Young people are accepted, they can speak freely and exercise regularly outside in the fresh air. This has a big impact on their confidence and self-esteem and equips them with vital social skills. And they tell their friends about it. Word of mouth is the main way in which BIGKID recruits young people to their activities. Making their programmes as accessible as possible - both mentally and physically - is also part of their success in ensuring young people continue to come. The first time a young person turns up at BIGKID, they just play - no forms are needed at this point.

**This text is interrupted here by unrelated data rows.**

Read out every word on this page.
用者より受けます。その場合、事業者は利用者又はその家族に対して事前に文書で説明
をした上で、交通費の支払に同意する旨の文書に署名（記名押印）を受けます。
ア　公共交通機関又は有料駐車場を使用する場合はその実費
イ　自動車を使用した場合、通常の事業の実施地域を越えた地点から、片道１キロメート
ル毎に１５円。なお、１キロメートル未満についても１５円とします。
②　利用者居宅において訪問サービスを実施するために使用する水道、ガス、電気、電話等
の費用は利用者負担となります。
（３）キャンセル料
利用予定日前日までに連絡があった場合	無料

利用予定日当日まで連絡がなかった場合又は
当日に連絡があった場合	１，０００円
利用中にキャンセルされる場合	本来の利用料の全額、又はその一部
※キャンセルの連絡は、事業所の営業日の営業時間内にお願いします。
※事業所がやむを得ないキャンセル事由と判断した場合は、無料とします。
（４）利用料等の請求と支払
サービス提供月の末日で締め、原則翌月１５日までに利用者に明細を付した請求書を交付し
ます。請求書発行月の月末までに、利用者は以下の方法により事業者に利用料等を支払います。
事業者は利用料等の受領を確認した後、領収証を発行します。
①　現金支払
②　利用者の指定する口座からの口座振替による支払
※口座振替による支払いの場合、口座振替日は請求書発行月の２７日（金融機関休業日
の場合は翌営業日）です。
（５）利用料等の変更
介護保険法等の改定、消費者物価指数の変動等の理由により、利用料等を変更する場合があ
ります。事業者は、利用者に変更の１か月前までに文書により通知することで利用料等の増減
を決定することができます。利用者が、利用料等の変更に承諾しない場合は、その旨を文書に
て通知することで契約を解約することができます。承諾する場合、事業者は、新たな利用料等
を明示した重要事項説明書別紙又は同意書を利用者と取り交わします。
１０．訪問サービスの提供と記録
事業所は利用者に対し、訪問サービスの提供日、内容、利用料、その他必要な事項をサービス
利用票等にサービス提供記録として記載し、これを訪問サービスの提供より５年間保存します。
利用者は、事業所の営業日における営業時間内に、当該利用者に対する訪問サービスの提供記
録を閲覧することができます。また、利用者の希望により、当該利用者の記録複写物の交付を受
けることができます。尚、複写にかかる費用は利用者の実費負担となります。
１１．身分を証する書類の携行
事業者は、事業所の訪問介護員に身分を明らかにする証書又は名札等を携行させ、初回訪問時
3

Helen has noticed that, contrary to common perceptions, it’s not just the boys who want to get involved with sports. The number of girls joining the BIGKID family increased from 4 in 2015 to more than 500 in 2017. This is particularly due to the charity’s flexibility. Young people are encouraged to take an active role in developing services. This is how the youth club nights started. After a couple of girls mentioned that they would like to have a safe space to come together and talk, BIGKID started a weekly youth club night. The boys soon followed suit asking for their own club night to meet, talk and have fun. The first one was held a couple of weeks ago.
The BIGKID Foundation shows how important engagement in sport is for young people’s development. It connects young Londoners from different backgrounds, allows them to have fun in a safe environment and gives them the opportunity to develop vital life skills while being active. But sport also teaches an important lesson – it’s not always about being the best, sometimes it’s simply about having fun.